Posted Wednesday, January 10th, 2007, at 1:32 pm Eastern by Mark Wallace

IBM’s Ian Hughes (aka Second Life’s epredator Potato) flags a segment of the BBC Newsnight’s Geek Week 2.0 that examines the nature of the self in cyberspace. The 11-minute segment (click the virtual death link) is a really interesting examination of what it means to inhabit a metaversal presence, and well worth watching. (Second Life appears after about 7 minutes, for the fanbois out there who don’t want to watch the whole thing.)

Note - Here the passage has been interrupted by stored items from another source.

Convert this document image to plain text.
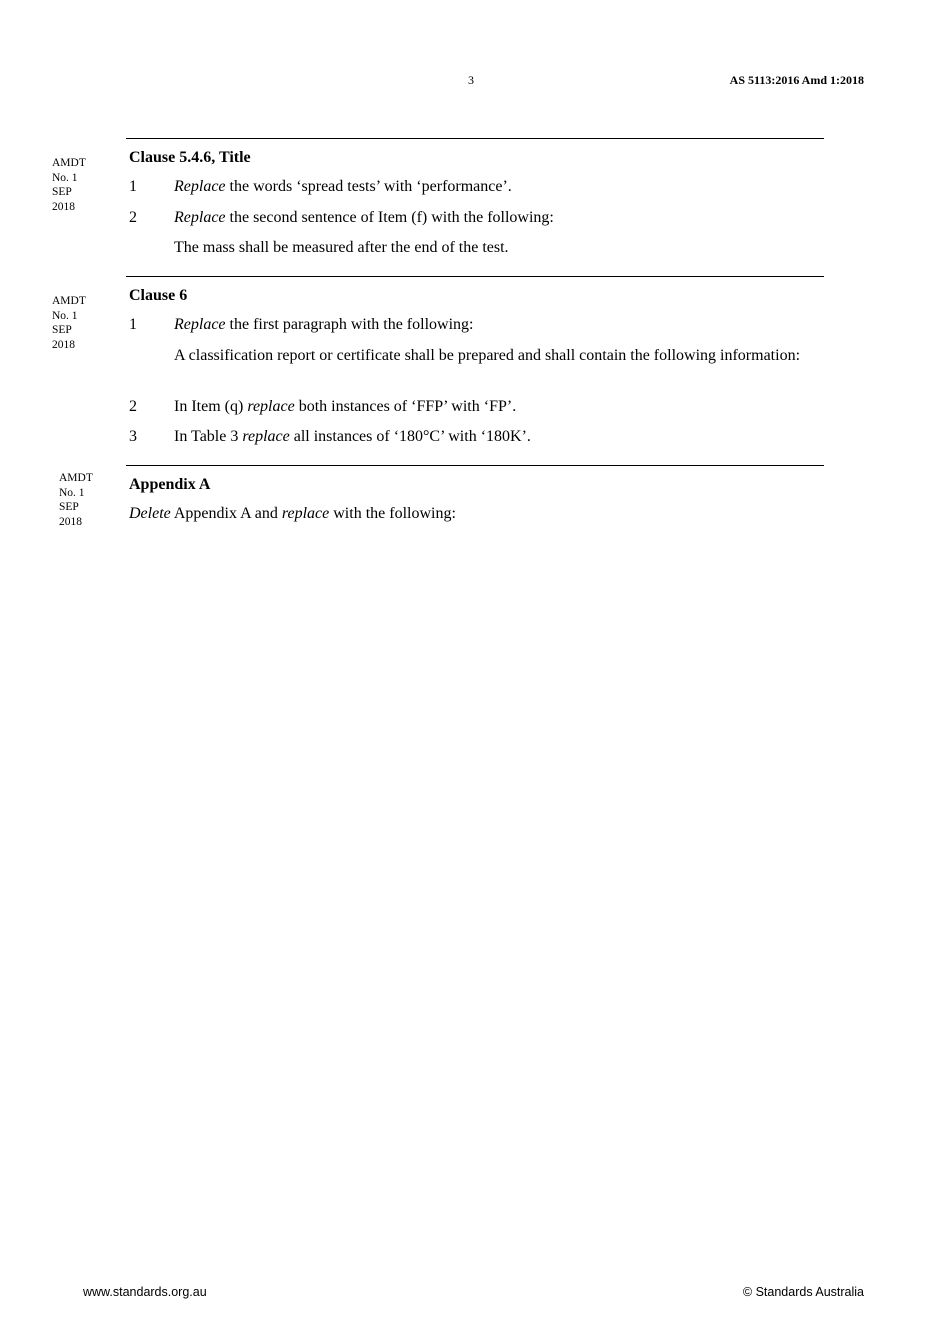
3	AS 5113:2016 Amd 1:2018
AMDT
No. 1
SEP
2018
Clause 5.4.6, Title
1 Replace the words ‘spread tests’ with ‘performance’.
2 Replace the second sentence of Item (f) with the following:
The mass shall be measured after the end of the test.
AMDT
No. 1
SEP
2018
Clause 6
1 Replace the first paragraph with the following:
A classification report or certificate shall be prepared and shall contain the following information:
2 In Item (q) replace both instances of ‘FFP’ with ‘FP’.
3 In Table 3 replace all instances of ‘180°C’ with ‘180K’.
AMDT
No. 1
SEP
2018
Appendix A
Delete Appendix A and replace with the following:
www.standards.org.au	© Standards Australia
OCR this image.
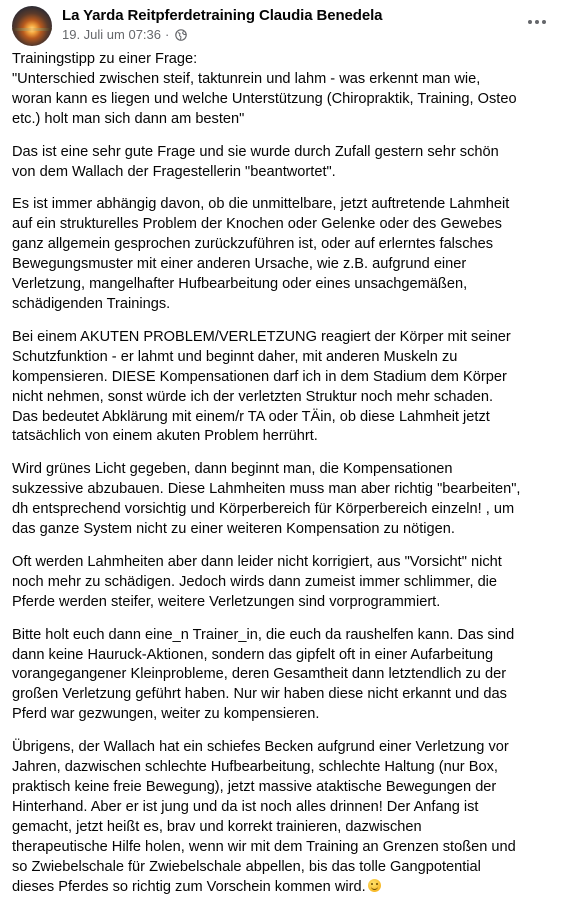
La Yarda Reitpferdetraining Claudia Benedela
19. Juli um 07:36 ·

Trainingstipp zu einer Frage:
"Unterschied zwischen steif, taktunrein und lahm - was erkennt man wie,
woran kann es liegen und welche Unterstützung (Chiropraktik, Training, Osteo
etc.) holt man sich dann am besten"

Das ist eine sehr gute Frage und sie wurde durch Zufall gestern sehr schön
von dem Wallach der Fragestellerin "beantwortet".

Es ist immer abhängig davon, ob die unmittelbare, jetzt auftretende Lahmheit
auf ein strukturelles Problem der Knochen oder Gelenke oder des Gewebes
ganz allgemein gesprochen zurückzuführen ist, oder auf erlerntes falsches
Bewegungsmuster mit einer anderen Ursache, wie z.B. aufgrund einer
Verletzung, mangelhafter Hufbearbeitung oder eines unsachgemäßen,
schädigenden Trainings.

Bei einem AKUTEN PROBLEM/VERLETZUNG reagiert der Körper mit seiner
Schutzfunktion - er lahmt und beginnt daher, mit anderen Muskeln zu
kompensieren. DIESE Kompensationen darf ich in dem Stadium dem Körper
nicht nehmen, sonst würde ich der verletzten Struktur noch mehr schaden.
Das bedeutet Abklärung mit einem/r TA oder TÄin, ob diese Lahmheit jetzt
tatsächlich von einem akuten Problem herrührt.

Wird grünes Licht gegeben, dann beginnt man, die Kompensationen
sukzessive abzubauen. Diese Lahmheiten muss man aber richtig "bearbeiten",
dh entsprechend vorsichtig und Körperbereich für Körperbereich einzeln! , um
das ganze System nicht zu einer weiteren Kompensation zu nötigen.

Oft werden Lahmheiten aber dann leider nicht korrigiert, aus "Vorsicht" nicht
noch mehr zu schädigen. Jedoch wirds dann zumeist immer schlimmer, die
Pferde werden steifer, weitere Verletzungen sind vorprogrammiert.

Bitte holt euch dann eine_n Trainer_in, die euch da raushelfen kann. Das sind
dann keine Hauruck-Aktionen, sondern das gipfelt oft in einer Aufarbeitung
vorangegangener Kleinprobleme, deren Gesamtheit dann letztendlich zu der
großen Verletzung geführt haben. Nur wir haben diese nicht erkannt und das
Pferd war gezwungen, weiter zu kompensieren.

Übrigens, der Wallach hat ein schiefes Becken aufgrund einer Verletzung vor
Jahren, dazwischen schlechte Hufbearbeitung, schlechte Haltung (nur Box,
praktisch keine freie Bewegung), jetzt massive ataktische Bewegungen der
Hinterhand. Aber er ist jung und da ist noch alles drinnen! Der Anfang ist
gemacht, jetzt heißt es, brav und korrekt trainieren, dazwischen
therapeutische Hilfe holen, wenn wir mit dem Training an Grenzen stoßen und
so Zwiebelschale für Zwiebelschale abpellen, bis das tolle Gangpotential
dieses Pferdes so richtig zum Vorschein kommen wird.
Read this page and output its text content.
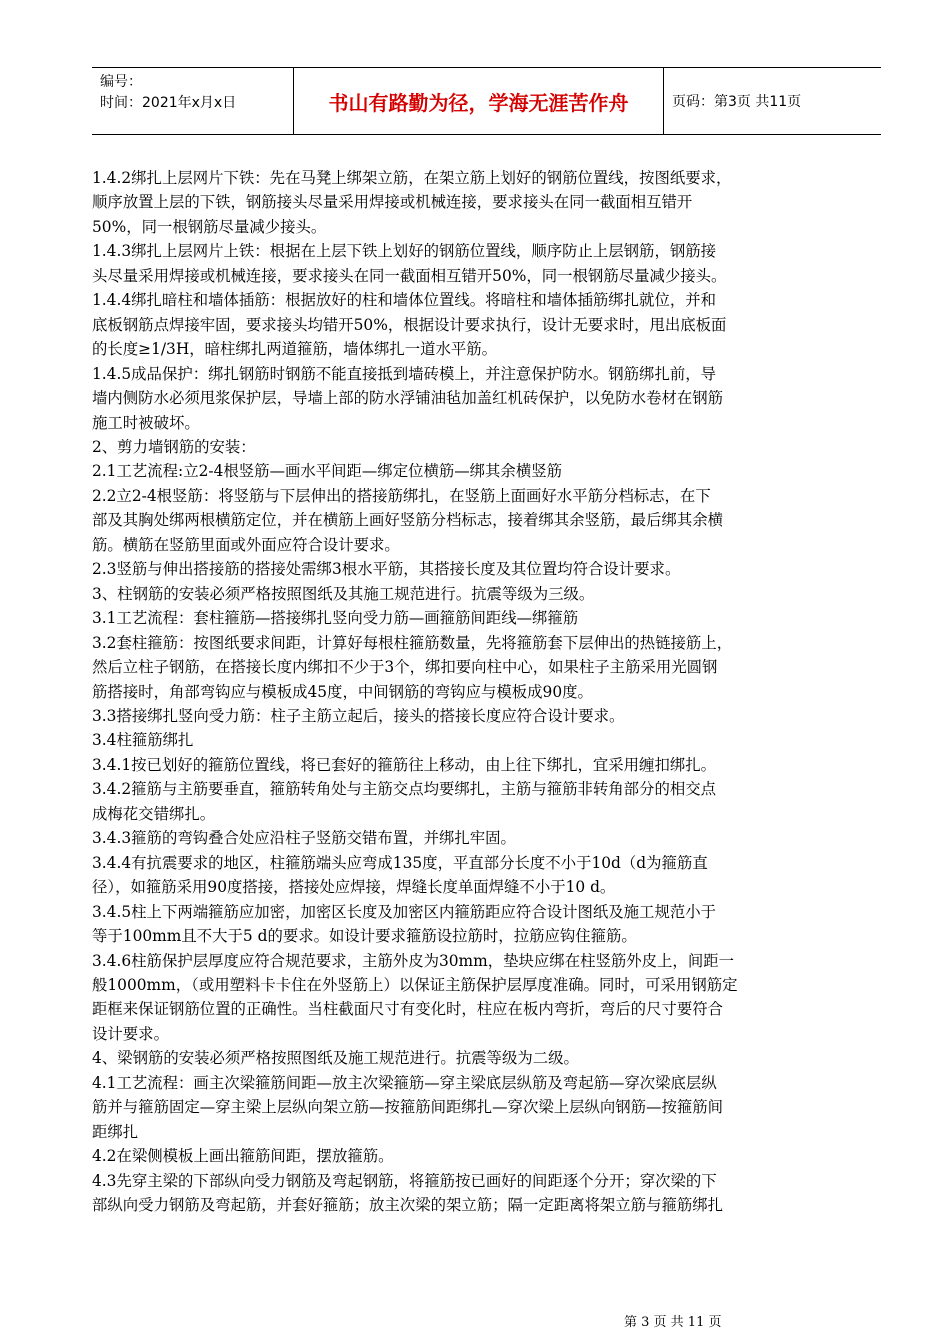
编号：
时间：2021年x月x日	书山有路勤为径，学海无涯苦作舟	页码：第3页 共11页

1.4.2绑扎上层网片下铁：先在马凳上绑架立筋，在架立筋上划好的钢筋位置线，按图纸要求，

顺序放置上层的下铁，钢筋接头尽量采用焊接或机械连接，要求接头在同一截面相互错开

50%，同一根钢筋尽量减少接头。

1.4.3绑扎上层网片上铁：根据在上层下铁上划好的钢筋位置线，顺序防止上层钢筋，钢筋接

头尽量采用焊接或机械连接，要求接头在同一截面相互错开50%，同一根钢筋尽量减少接头。

1.4.4绑扎暗柱和墙体插筋：根据放好的柱和墙体位置线。将暗柱和墙体插筋绑扎就位，并和

底板钢筋点焊接牢固，要求接头均错开50%，根据设计要求执行，设计无要求时，甩出底板面

的长度≥1/3H，暗柱绑扎两道箍筋，墙体绑扎一道水平筋。

1.4.5成品保护：绑扎钢筋时钢筋不能直接抵到墙砖模上，并注意保护防水。钢筋绑扎前，导

墙内侧防水必须甩浆保护层，导墙上部的防水浮铺油毡加盖红机砖保护，以免防水卷材在钢筋

施工时被破坏。

2、剪力墙钢筋的安装：

2.1工艺流程:立2-4根竖筋—画水平间距—绑定位横筋—绑其余横竖筋

2.2立2-4根竖筋：将竖筋与下层伸出的搭接筋绑扎，在竖筋上面画好水平筋分档标志，在下

部及其胸处绑两根横筋定位，并在横筋上画好竖筋分档标志，接着绑其余竖筋，最后绑其余横

筋。横筋在竖筋里面或外面应符合设计要求。

2.3竖筋与伸出搭接筋的搭接处需绑3根水平筋，其搭接长度及其位置均符合设计要求。

3、柱钢筋的安装必须严格按照图纸及其施工规范进行。抗震等级为三级。

3.1工艺流程：套柱箍筋—搭接绑扎竖向受力筋—画箍筋间距线—绑箍筋

3.2套柱箍筋：按图纸要求间距，计算好每根柱箍筋数量，先将箍筋套下层伸出的热链接筋上，

然后立柱子钢筋，在搭接长度内绑扣不少于3个，绑扣要向柱中心，如果柱子主筋采用光圆钢

筋搭接时，角部弯钩应与模板成45度，中间钢筋的弯钩应与模板成90度。

3.3搭接绑扎竖向受力筋：柱子主筋立起后，接头的搭接长度应符合设计要求。

3.4柱箍筋绑扎

3.4.1按已划好的箍筋位置线，将已套好的箍筋往上移动，由上往下绑扎，宜采用缠扣绑扎。

3.4.2箍筋与主筋要垂直，箍筋转角处与主筋交点均要绑扎，主筋与箍筋非转角部分的相交点

成梅花交错绑扎。

3.4.3箍筋的弯钩叠合处应沿柱子竖筋交错布置，并绑扎牢固。

3.4.4有抗震要求的地区，柱箍筋端头应弯成135度，平直部分长度不小于10d（d为箍筋直

径），如箍筋采用90度搭接，搭接处应焊接，焊缝长度单面焊缝不小于10 d。

3.4.5柱上下两端箍筋应加密，加密区长度及加密区内箍筋距应符合设计图纸及施工规范小于

等于100mm且不大于5 d的要求。如设计要求箍筋设拉筋时，拉筋应钩住箍筋。

3.4.6柱筋保护层厚度应符合规范要求，主筋外皮为30mm，垫块应绑在柱竖筋外皮上，间距一

般1000mm，（或用塑料卡卡住在外竖筋上）以保证主筋保护层厚度准确。同时，可采用钢筋定

距框来保证钢筋位置的正确性。当柱截面尺寸有变化时，柱应在板内弯折，弯后的尺寸要符合

设计要求。

4、梁钢筋的安装必须严格按照图纸及施工规范进行。抗震等级为二级。

4.1工艺流程：画主次梁箍筋间距—放主次梁箍筋—穿主梁底层纵筋及弯起筋—穿次梁底层纵

筋并与箍筋固定—穿主梁上层纵向架立筋—按箍筋间距绑扎—穿次梁上层纵向钢筋—按箍筋间

距绑扎

4.2在梁侧模板上画出箍筋间距，摆放箍筋。

4.3先穿主梁的下部纵向受力钢筋及弯起钢筋，将箍筋按已画好的间距逐个分开；穿次梁的下

部纵向受力钢筋及弯起筋，并套好箍筋；放主次梁的架立筋；隔一定距离将架立筋与箍筋绑扎

第 3 页 共 11 页
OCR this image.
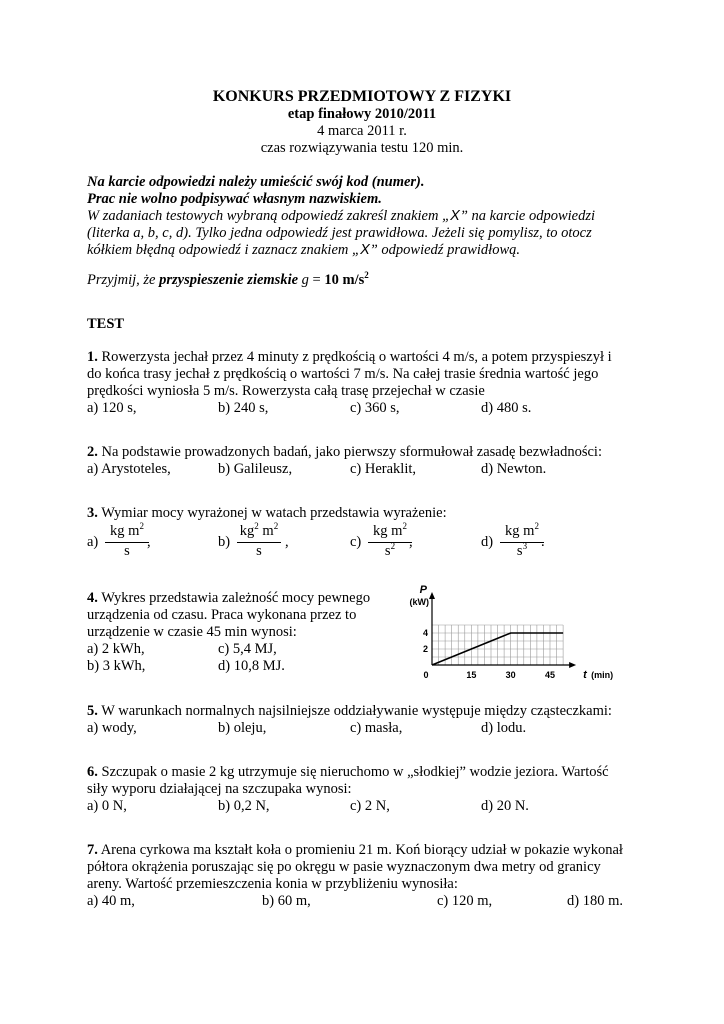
KONKURS PRZEDMIOTOWY Z FIZYKI
etap finałowy 2010/2011
4 marca 2011 r.
czas rozwiązywania testu 120 min.
Na karcie odpowiedzi należy umieścić swój kod (numer).
Prac nie wolno podpisywać własnym nazwiskiem.
W zadaniach testowych wybraną odpowiedź zakreśl znakiem „X” na karcie odpowiedzi
(literka a, b, c, d). Tylko jedna odpowiedź jest prawidłowa. Jeżeli się pomylisz, to otocz
kółkiem błędną odpowiedź i zaznacz znakiem „X” odpowiedź prawidłową.
Przyjmij, że przyspieszenie ziemskie g = 10 $m/s^2$
TEST
1. Rowerzysta jechał przez 4 minuty z prędkością o wartości 4 m/s, a potem przyspieszył i
do końca trasy jechał z prędkością o wartości 7 m/s. Na całej trasie średnia wartość jego
prędkości wyniosła 5 m/s. Rowerzysta całą trasę przejechał w czasie
a) 120 s,	b) 240 s,	c) 360 s,	d) 480 s.
2. Na podstawie prowadzonych badań, jako pierwszy sformułował zasadę bezwładności:
a) Arystoteles,	b) Galileusz,	c) Heraklit,	d) Newton.
3. Wymiar mocy wyrażonej w watach przedstawia wyrażenie:
a)
kg $m^2$
s
,	b)
$kg^2$ $m^2$
s
,	c)
kg $m^2$
$s^2$ ,	d)
kg $m^2$
$s^3$ .
4. Wykres przedstawia zależność mocy pewnego
urządzenia od czasu. Praca wykonana przez to
urządzenie w czasie 45 min wynosi:
a) 2 kWh,	c) 5,4 MJ,
b) 3 kWh,	d) 10,8 MJ.
0	15	30	45
2
4
P
(kW)
t (min)
5. W warunkach normalnych najsilniejsze oddziaływanie występuje między cząsteczkami:
a) wody,	b) oleju,	c) masła,	d) lodu.
6. Szczupak o masie 2 kg utrzymuje się nieruchomo w „słodkiej” wodzie jeziora. Wartość
siły wyporu działającej na szczupaka wynosi:
a) 0 N,	b) 0,2 N,	c) 2 N,	d) 20 N.
7. Arena cyrkowa ma kształt koła o promieniu 21 m. Koń biorący udział w pokazie wykonał
półtora okrążenia poruszając się po okręgu w pasie wyznaczonym dwa metry od granicy
areny. Wartość przemieszczenia konia w przybliżeniu wynosiła:
a) 40 m,	b) 60 m,	c) 120 m,	d) 180 m.
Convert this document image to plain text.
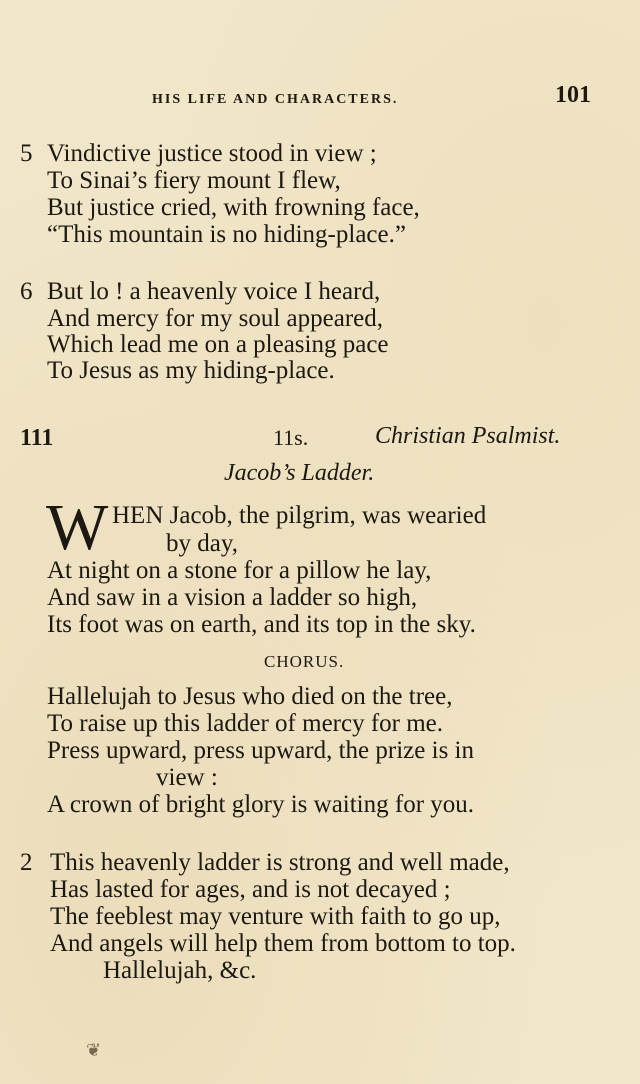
HIS LIFE AND CHARACTERS.	101
5 Vindictive justice stood in view ;
To Sinai’s fiery mount I flew,
But justice cried, with frowning face,
“This mountain is no hiding-place.”
6 But lo ! a heavenly voice I heard,
And mercy for my soul appeared,
Which lead me on a pleasing pace
To Jesus as my hiding-place.
111	11s.	Christian Psalmist.
Jacob’s Ladder.
W HEN Jacob, the pilgrim, was wearied
by day,
At night on a stone for a pillow he lay,
And saw in a vision a ladder so high,
Its foot was on earth, and its top in the sky.
CHORUS.
Hallelujah to Jesus who died on the tree,
To raise up this ladder of mercy for me.
Press upward, press upward, the prize is in
view :
A crown of bright glory is waiting for you.
2 This heavenly ladder is strong and well made,
Has lasted for ages, and is not decayed ;
The feeblest may venture with faith to go up,
And angels will help them from bottom to top.
Hallelujah, &c.
❦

The BBC presenter eventually argues to the point that the ascendance of virtual worlds may be a moment similar to the beginning of the Renaissance, when, as one anonymous commenter puts it (and I’m paraphrasing in these quotes), “there was the realization that the old ways of looking at the world were insufficient to the questions and tasks of the future.” The segment gets there by examining the mind/body split, the current lack of a “cosmology of the self,” and the fact that cyberspace may take the self, as separate from someone’s physical existence, more seriously. The segment perhaps errs by casting places like Second Life as somehow “more real” than the real world, but its basic argument is very sound: that we may be able to learn about ourselves by watching our behavior in virtual spaces, and that they may lend new steam and new insights into the nature of self. Check it out, and let us know what your self (any of them) thinks of all this.